Since these days, feeling very tired very hard, very depressed, very sad, and my heart has been repeatedly churn should not be naughty mood, Internet, life, work, learn things, entangled me, the total The mood is not so clear. However, no way, no matter how reluctantly, living the day, the entanglement will follow the day, escape can not escape a bad penny.
Attached sick for several days running between the hospital and shelter, it was found that health is how happy things. Can safely and perfectly healthy, more than anything else. When the heaviest while sick in bed, and hide in a corner, totally exhausted, feeling, and I think the gray light of life, there is no nostalgic.
Time sleepwalk sick, no one can rely on, or rely on their own, all depends on your own. The original in this world who care about their own can be a lot of love can be a lot of their own people, but the critical moment, rely on their own, whether material or spiritual, must more than ever, strong, more independent, more pride.
When I realize that, I know, I do not need you no longer need an empty nothingness; no longer need to a close at hand and as if far away in the horizon. So, I say those Xu some of this should not be inclined to discourse.
I know that may not be careful, my wayward surely hurt you hermes belts replica, But if you can understand my situation, can put ourselves in I think about such harm, perhaps, you will not be deeply rooted in the heart, lingering. However, if you can not, I do not have any complain, after all, the intersection over the years, wasted our face, old our minds.
The day continues, but I know I can not go back to the past, is no longer possible ...
Some of the original did not want to quickly say, then, a dump and note, the fear is not being paid, has no intention of recovery, slowly let the years goes by, take away that there had been touched with love.
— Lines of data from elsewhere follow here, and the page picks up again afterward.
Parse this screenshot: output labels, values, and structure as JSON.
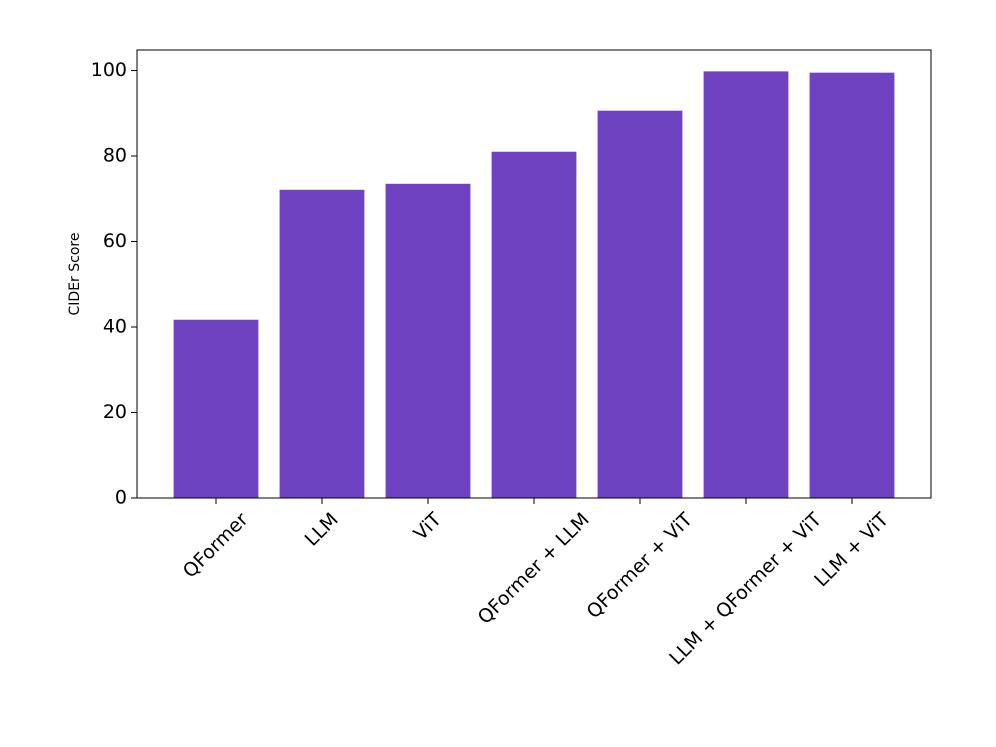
{
  "chart_data": {
    "type": "bar",
    "ylabel": "CIDEr Score",
    "categories": [
      "QFormer",
      "LLM",
      "ViT",
      "QFormer + LLM",
      "QFormer + ViT",
      "LLM + QFormer + ViT",
      "LLM + ViT"
    ],
    "values": [
      41.7,
      72.1,
      73.5,
      81.0,
      90.6,
      99.8,
      99.5
    ],
    "color": "#6f42c1",
    "ylim": [
      0,
      104.8
    ],
    "yticks": [
      0,
      20,
      40,
      60,
      80,
      100
    ]
  }
}
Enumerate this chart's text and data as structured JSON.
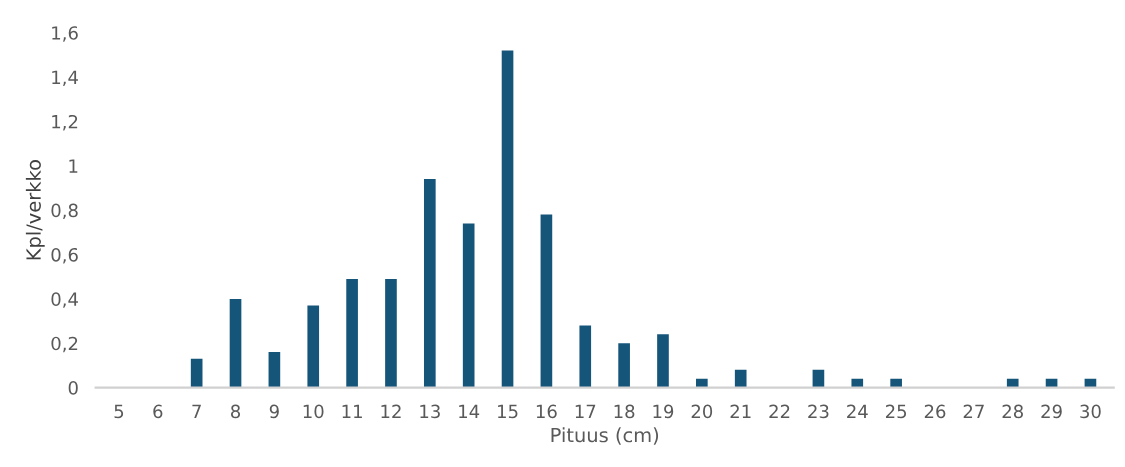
{
  "chart_data": {
    "type": "bar",
    "xlabel": "Pituus (cm)",
    "ylabel": "Kpl/verkko",
    "categories": [
      "5",
      "6",
      "7",
      "8",
      "9",
      "10",
      "11",
      "12",
      "13",
      "14",
      "15",
      "16",
      "17",
      "18",
      "19",
      "20",
      "21",
      "22",
      "23",
      "24",
      "25",
      "26",
      "27",
      "28",
      "29",
      "30"
    ],
    "values": [
      0,
      0,
      0.13,
      0.4,
      0.16,
      0.37,
      0.49,
      0.49,
      0.94,
      0.74,
      1.52,
      0.78,
      0.28,
      0.2,
      0.24,
      0.04,
      0.08,
      0,
      0.08,
      0.04,
      0.04,
      0,
      0,
      0.04,
      0.04,
      0.04
    ],
    "color": "#16557a",
    "ylim": [
      0,
      1.6
    ],
    "yticks": [
      {
        "value": 0,
        "label": "0"
      },
      {
        "value": 0.2,
        "label": "0,2"
      },
      {
        "value": 0.4,
        "label": "0,4"
      },
      {
        "value": 0.6,
        "label": "0,6"
      },
      {
        "value": 0.8,
        "label": "0,8"
      },
      {
        "value": 1,
        "label": "1"
      },
      {
        "value": 1.2,
        "label": "1,2"
      },
      {
        "value": 1.4,
        "label": "1,4"
      },
      {
        "value": 1.6,
        "label": "1,6"
      }
    ],
    "grid": false
  }
}
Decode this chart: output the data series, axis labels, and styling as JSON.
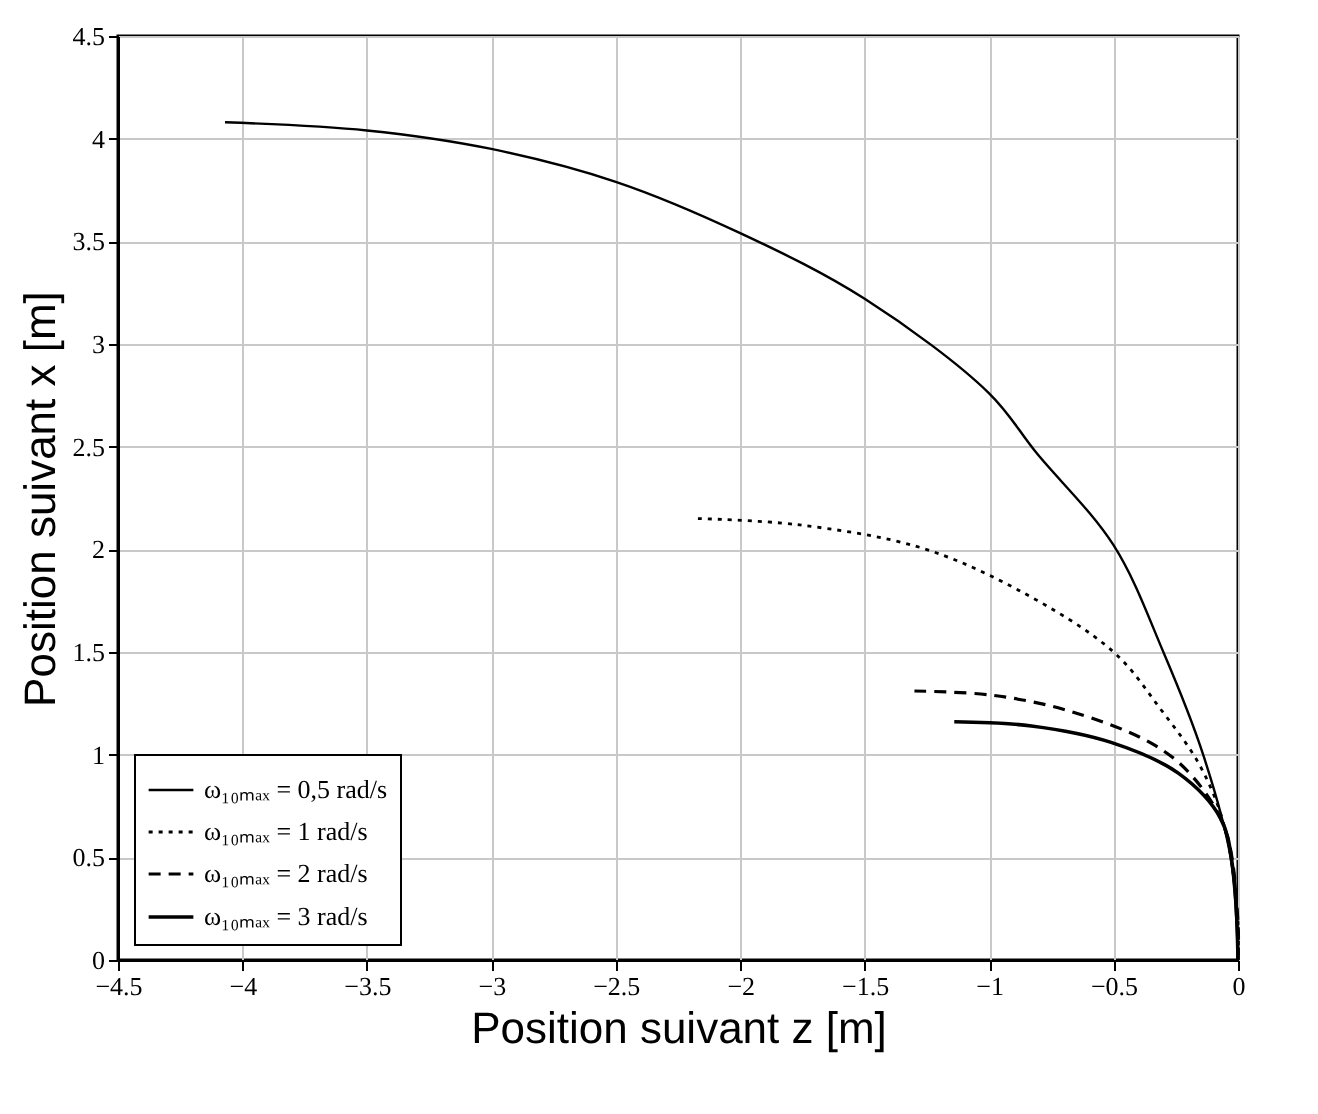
{
  "chart_data": {
    "type": "line",
    "xlabel": "Position suivant z [m]",
    "ylabel": "Position suivant x [m]",
    "xlim": [
      -4.5,
      0
    ],
    "xticks": [
      -4.5,
      -4,
      -3.5,
      -3,
      -2.5,
      -2,
      -1.5,
      -1,
      -0.5,
      0
    ],
    "ylim": [
      0,
      4.5
    ],
    "yticks": [
      0,
      0.5,
      1,
      1.5,
      2,
      2.5,
      3,
      3.5,
      4,
      4.5
    ],
    "grid": true,
    "legend": "bottom left",
    "marker": "none",
    "series": [
      {
        "name": "ω₁₀ₘₐₓ = 0,5 rad/s",
        "color": "#000000",
        "line_style": "solid",
        "x": [
          -4.07,
          -3.5,
          -3,
          -2.5,
          -2,
          -1.5,
          -1,
          -0.81,
          -0.5,
          -0.3,
          -0.14,
          -0.03,
          0
        ],
        "values": [
          4.08,
          4.04,
          3.95,
          3.79,
          3.54,
          3.22,
          2.76,
          2.47,
          2.02,
          1.5,
          1,
          0.5,
          0
        ]
      },
      {
        "name": "ω₁₀ₘₐₓ = 1 rad/s",
        "color": "#000000",
        "line_style": "dotted",
        "x": [
          -2.17,
          -1.77,
          -1.28,
          -0.88,
          -0.5,
          -0.31,
          -0.15,
          -0.05,
          0,
          0
        ],
        "values": [
          2.15,
          2.12,
          2.01,
          1.8,
          1.5,
          1.22,
          0.94,
          0.63,
          0.18,
          0
        ]
      },
      {
        "name": "ω₁₀ₘₐₓ = 2 rad/s",
        "color": "#000000",
        "line_style": "dashed",
        "x": [
          -1.3,
          -0.99,
          -0.67,
          -0.34,
          -0.18,
          -0.05,
          0,
          0
        ],
        "values": [
          1.31,
          1.29,
          1.21,
          1.05,
          0.89,
          0.63,
          0.18,
          0
        ]
      },
      {
        "name": "ω₁₀ₘₐₓ = 3 rad/s",
        "color": "#000000",
        "line_style": "solid",
        "x": [
          -1.14,
          -0.83,
          -0.51,
          -0.24,
          -0.07,
          -0.02,
          0
        ],
        "values": [
          1.16,
          1.14,
          1.06,
          0.91,
          0.69,
          0.44,
          0
        ]
      }
    ]
  }
}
Thank you for your care these days; thank you always love me so; thank you for me to pay off bit by bit; thank you for the tears flow through, injuring the heart; thank you had to accompany me through the bleak years of that period; thank you has been quietly support me, concerns me.
But let your sky, blue skies; But let your world, clean jade; But let your life and becoming more calm.
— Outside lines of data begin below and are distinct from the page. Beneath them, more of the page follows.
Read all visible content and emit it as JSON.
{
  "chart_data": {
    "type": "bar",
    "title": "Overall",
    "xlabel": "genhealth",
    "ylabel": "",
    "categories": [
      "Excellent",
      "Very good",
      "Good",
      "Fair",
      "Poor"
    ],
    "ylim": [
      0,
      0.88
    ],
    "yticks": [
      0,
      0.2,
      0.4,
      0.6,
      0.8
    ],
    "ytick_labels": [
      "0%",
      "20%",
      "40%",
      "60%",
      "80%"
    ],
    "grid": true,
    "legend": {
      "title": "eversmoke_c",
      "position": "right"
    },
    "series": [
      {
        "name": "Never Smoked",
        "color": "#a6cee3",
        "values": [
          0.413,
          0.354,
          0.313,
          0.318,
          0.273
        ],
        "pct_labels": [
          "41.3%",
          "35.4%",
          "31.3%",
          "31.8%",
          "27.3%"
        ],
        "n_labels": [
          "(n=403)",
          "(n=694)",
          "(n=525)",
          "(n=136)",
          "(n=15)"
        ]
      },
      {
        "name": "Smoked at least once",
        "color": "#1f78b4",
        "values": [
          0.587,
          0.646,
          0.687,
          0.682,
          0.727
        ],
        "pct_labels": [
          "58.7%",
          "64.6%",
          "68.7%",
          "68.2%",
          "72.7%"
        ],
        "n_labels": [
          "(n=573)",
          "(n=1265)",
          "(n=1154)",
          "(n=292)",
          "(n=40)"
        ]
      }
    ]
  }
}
From now on, we will never intersect, never. I have not regretted his choice, will not regret today's decision. Everything, like a downtown after the storm, quiet to fall for a gorgeous, instant, dusty.
【】
I do not love, when I still live in the bottom of difficult reptiles, three meals a day, work hard, hungry, clothed and inadequately find any when I am not qualified to talk about love
I do not love, when I stubbornly tangled in the past, can not forget the warmth of the past, OK, sour memories, deep and inextricable, I am not qualified to talk about love
I am not qualified to say love, when I saw the dark as demonic swallowed my crippled soul night to flutter over the earth's posture, quietly swept over the beach of my life, I panic can not own time, I am not qualified to talk love.
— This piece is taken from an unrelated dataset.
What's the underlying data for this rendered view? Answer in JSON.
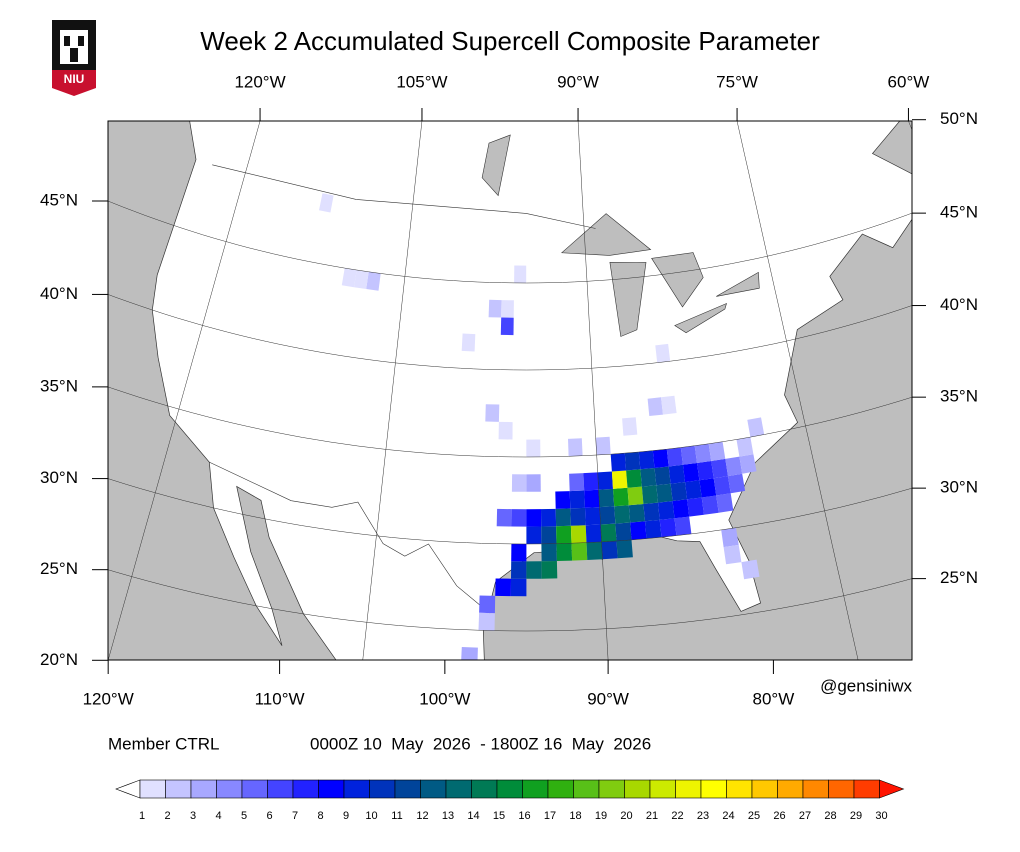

I do not love, I am not qualified to talk about love when I saw you in close proximity, but like far in the horizon, the share of cold to a thorough heart, so I can not restrain the grief and resentment,.
Dusk fog Mang, micro lock eyes, has a faint, but also as if the thick of intractable depression, dim sunset, the intoxicating afterglow, little by little, so that night, silence, no sound.
Early spring evening, a little warm, breezy, wipe off the face. Instant, there is a drop of crystal tears across the eyes, and quietly slipped.
I do not need empty love replica gucci belts, those who live the ups and downs, like a sword, cut worn away my pride, the bottom of my heart the last wisp of romantic buried deep in the soul, deeply, deeply, no one can Kai .
I see your eyes with deep despair and heart-breaking, distant faltering footsteps away, sounded the bell of parting. And I know that my tears, touch your eyebrow.